A dozen years after his 1948 East Harlem vision, in which “the sky was the living blue hand,” poet Allen Ginsberg traveled across India in search of a direct path to God. The Beats’ fascination with Eastern wisdom traditions has been much analyzed, but Baker, author of a seminal biography of Laura Riding, takes a uniquely expansive and richly rewarding approach. She sheds new light on Ginsberg’s spiritual hunger and profound insights into “cold war psychosis” and the atomic nightmare and provides striking profiles of his fellow seekers, especially Gary Snyder and his smart, caustic wife, Joanne Kyger. The most compelling figure, however, is the most elusive: southern belle turned world-wanderer Hope Savage. Baker is the first to meticulously chronicle Ginsberg’s bonds with Bengali poets and holy men and his prescience in predicting the rock-and-roll West’s 1960s fascination with India, the dawn of what is now a many-faceted symbiosis. Baker’s discerning descriptions of the landscapes and traditions of India add dimension to her passionately investigated, dynamically interpreted, and thoroughly compelling work of illuminating literary and spiritual history.


Advance Praise

“A passionate account of the Beats at home and in the world. Baker captures the range of their artistic and spiritual passions, as well as their pettiness, their tantrums, their always difficult loves. Her tenderness and finely tuned humor, as well as her ease in both cultures, makes her a perfect recreator of this ornery band of seekers. And of the ways in which India and the United States have understood and misunderstood each other over the ages. A truly vivid, wonderful book.”

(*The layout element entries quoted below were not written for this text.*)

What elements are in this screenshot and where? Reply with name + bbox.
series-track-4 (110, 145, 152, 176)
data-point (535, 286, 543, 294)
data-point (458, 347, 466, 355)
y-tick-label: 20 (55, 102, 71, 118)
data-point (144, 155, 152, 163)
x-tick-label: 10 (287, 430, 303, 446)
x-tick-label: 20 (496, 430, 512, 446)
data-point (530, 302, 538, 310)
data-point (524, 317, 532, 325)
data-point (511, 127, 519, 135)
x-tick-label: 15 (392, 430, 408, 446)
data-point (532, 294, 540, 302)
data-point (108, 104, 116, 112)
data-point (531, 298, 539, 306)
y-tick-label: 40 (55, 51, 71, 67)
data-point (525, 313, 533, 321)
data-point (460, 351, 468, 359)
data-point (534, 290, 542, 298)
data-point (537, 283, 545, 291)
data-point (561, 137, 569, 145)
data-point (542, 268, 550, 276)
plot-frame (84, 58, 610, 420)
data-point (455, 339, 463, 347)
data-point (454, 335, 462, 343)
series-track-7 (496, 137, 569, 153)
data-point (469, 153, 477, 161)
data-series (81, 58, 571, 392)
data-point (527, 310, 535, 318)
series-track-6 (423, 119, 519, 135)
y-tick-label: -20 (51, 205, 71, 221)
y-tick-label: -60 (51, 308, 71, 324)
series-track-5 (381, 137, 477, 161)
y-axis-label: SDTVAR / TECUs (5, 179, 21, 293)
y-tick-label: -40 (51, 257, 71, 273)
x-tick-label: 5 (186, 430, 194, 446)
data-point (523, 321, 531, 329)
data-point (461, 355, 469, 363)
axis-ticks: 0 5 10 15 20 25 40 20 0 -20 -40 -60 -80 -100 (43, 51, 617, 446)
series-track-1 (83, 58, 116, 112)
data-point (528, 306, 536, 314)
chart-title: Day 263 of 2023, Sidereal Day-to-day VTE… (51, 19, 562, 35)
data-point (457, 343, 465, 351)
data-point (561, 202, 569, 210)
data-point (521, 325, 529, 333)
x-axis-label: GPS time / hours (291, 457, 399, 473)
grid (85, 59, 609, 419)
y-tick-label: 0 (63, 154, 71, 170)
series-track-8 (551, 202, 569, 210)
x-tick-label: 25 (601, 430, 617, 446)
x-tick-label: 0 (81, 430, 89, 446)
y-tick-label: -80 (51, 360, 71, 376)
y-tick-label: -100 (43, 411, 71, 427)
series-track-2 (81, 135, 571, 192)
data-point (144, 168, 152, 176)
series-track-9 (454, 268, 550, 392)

— Kiran Desai, author of The Inheritance of Loss


“‘Beat’ was short for ‘beatitude,’ and India was the place to find it. A Blue Hand is a deeply researched, elegantly written account of those days of divine, induced, and congenital madness — the last adventures in American poetry.”

— Eliot Weinberger


“Sympathetic without being sycophantic, Deborah Baker has made an important and vivid contribution to our understanding of the Beats, both as phenomenon and as individuals. More broadly, A Blue Hand is an original and entrancing account of how India expanded the possibilities of western consciousness.”

— Geoff Dyer, author of Out of Sheer Rage


“This is a haunting portrait of a band of poets bravely, if naively, taking on drugs, disease, unbridled passion, and the whole of Indian religious history, in an adventure that never fails to move and often instructs. A fascinating history of the weirdest moment in the long and ongoing European and American search for the answer to it all in India.”

— Wendy Doniger, Mircea Eliade Distinguished Service Professor of the History of Religions in the Divinity School, University of Chicago


“I boarded those third class trains to enlightenment, and befriended the fragile heroes of this book. Deborah Baker’s narrative is concise, rich, unsentimental and shows how, just like India, a spiritual journey is grotesque, sublime, comical, but never sad.”

— Francesco Clemente


“A beautiful book! As deftly woven and fully-realized as a novel, this is a fascinating, original work of scholarship, following the beat poets on their journeys to India in a way that illuminates their inner lives, their poetry and the fantastical nature of pilgrimage itself.”